The unlicensed driver was the lone occupant of a westbound Hyundai Accent compact car at about 5:20 a.m. Thursday when it skidded off the highway just before the Yellowhead Bridge and hit a concrete barrier, flipping several times end-over-end down a steep embankment, coming to a stop more than 100 metres from where it left the road.
The youth, believed to be a student at Prince George secondary school, was taken to University Hospital of Northern B.C. in critical condition, but died later in hospital.
It is the first fatal accident within city limits this year.
RCMP media liaison officer Cpl. Craig Douglass confirmed speed and alcohol were contributing factors in the accident.
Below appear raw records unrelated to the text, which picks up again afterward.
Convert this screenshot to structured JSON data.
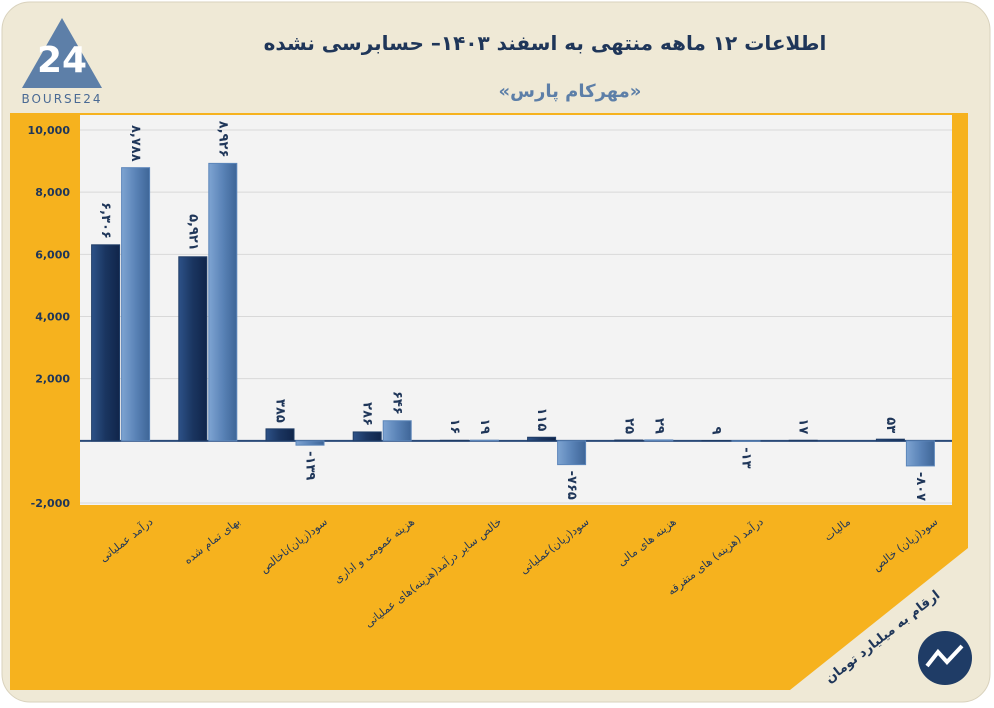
{
  "chart_data": {
    "type": "bar",
    "title": "اطلاعات ۱۲ ماهه منتهی به اسفند ۱۴۰۳– حسابرسی نشده",
    "subtitle": "«مهرکام پارس»",
    "note": "ارقام به میلیارد تومان",
    "logo": {
      "mark": "24",
      "text": "BOURSE24"
    },
    "categories": [
      "درآمد عملیاتی",
      "بهای تمام شده",
      "سود(زیان)ناخالص",
      "هزینه عمومی و اداری",
      "خالص سایر درآمد(هزینه)های عملیاتی",
      "سود(زیان)عملیاتی",
      "هزینه های مالی",
      "درآمد (هزینه) های متفرقه",
      "مالیات",
      "سود(زیان) خالص"
    ],
    "series": [
      {
        "color": "#1f3c66",
        "values": [
          6306,
          5921,
          385,
          286,
          16,
          115,
          25,
          9,
          17,
          53
        ],
        "value_labels": [
          "۶,۳۰۶",
          "۵,۹۲۱",
          "۳۸۵",
          "۲۸۶",
          "۱۶",
          "۱۱۵",
          "۲۵",
          "۹",
          "۱۷",
          "۵۳"
        ]
      },
      {
        "color": "#5c86ba",
        "values": [
          8788,
          8926,
          -139,
          646,
          19,
          -765,
          29,
          -13,
          null,
          -807
        ],
        "value_labels": [
          "۸,۷۸۸",
          "۸,۹۲۶",
          "-۱۳۹",
          "۶۴۶",
          "۱۹",
          "-۷۶۵",
          "۲۹",
          "-۱۳",
          null,
          "-۸۰۷"
        ]
      }
    ],
    "ylim": [
      -2000,
      10000
    ],
    "yticks": [
      {
        "value": -2000,
        "label": "-2,000"
      },
      {
        "value": 2000,
        "label": "2,000"
      },
      {
        "value": 4000,
        "label": "4,000"
      },
      {
        "value": 6000,
        "label": "6,000"
      },
      {
        "value": 8000,
        "label": "8,000"
      },
      {
        "value": 10000,
        "label": "10,000"
      }
    ],
    "grid": true
  }
}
"That car had to be [travelling at a high rate of speed] to get the distance it did from the road," said Douglass. "It easily went 100 metres from the highway. I can't imagine how many times it would have rolled. The driver's seat and the passenger seat looked like the only things that looked somewhat intact and the rest of the car looked like a ball of metal.
"There were obvious signs to the officers at the scene that alcohol was a factor. It was probably the seatbelt that kept him alive."
RCMP will be stepping up traffic patrols this holiday weekend, hoping for a repeat of the three-day Victoria Day weekend, in which there were no traffic fatalities anywhere in B.C.
"We had no traffic fatalities that weekend and that's just about unheard of," said Douglass. "It's possible every weekend, but it usually doesn't end up that way."
All available patrol units will be on the road over the Canada Day weekend and officers will be targeting impaired drivers, enforcing seat belt use, and watching for distracted driving and aggressive drivers -- all major factors in serious and fatal collisions.
"We will be using unconventional vehicles to assist in apprehension of drivers who drive aggressively and endanger the lives of others using the roadways," said RCMP Staff Sgt. Pat McTiernan. "We have a number of unusual unmarked vehicles available to ensure everyone is driving safely. Motorists can expect our enforcement personnel to adopt a zero-tolerance approach with little chance of warnings.
To reduce the risk of highway traffic accidents, the RCMP recommends:
* Plan your trip in advance and allow plenty of time for road construction or other delays. Check the Drive BC website for news of road closures or detours;
* Carry supplies that could be needed in the event of a lengthy delay, such as food, water blankets and emergency equipment;
* Take regular breaks to reduce the risk of driver fatigue;
* Avoid heavy meals when travelling, which can increase the risk of drowsiness;
* Be patient when caught behind slow-moving traffic. Don't take unnecessary risks by passing when it's unsafe;
* Be especially careful to watch for wildlife on highways, especially at night, or at dusk or dawn.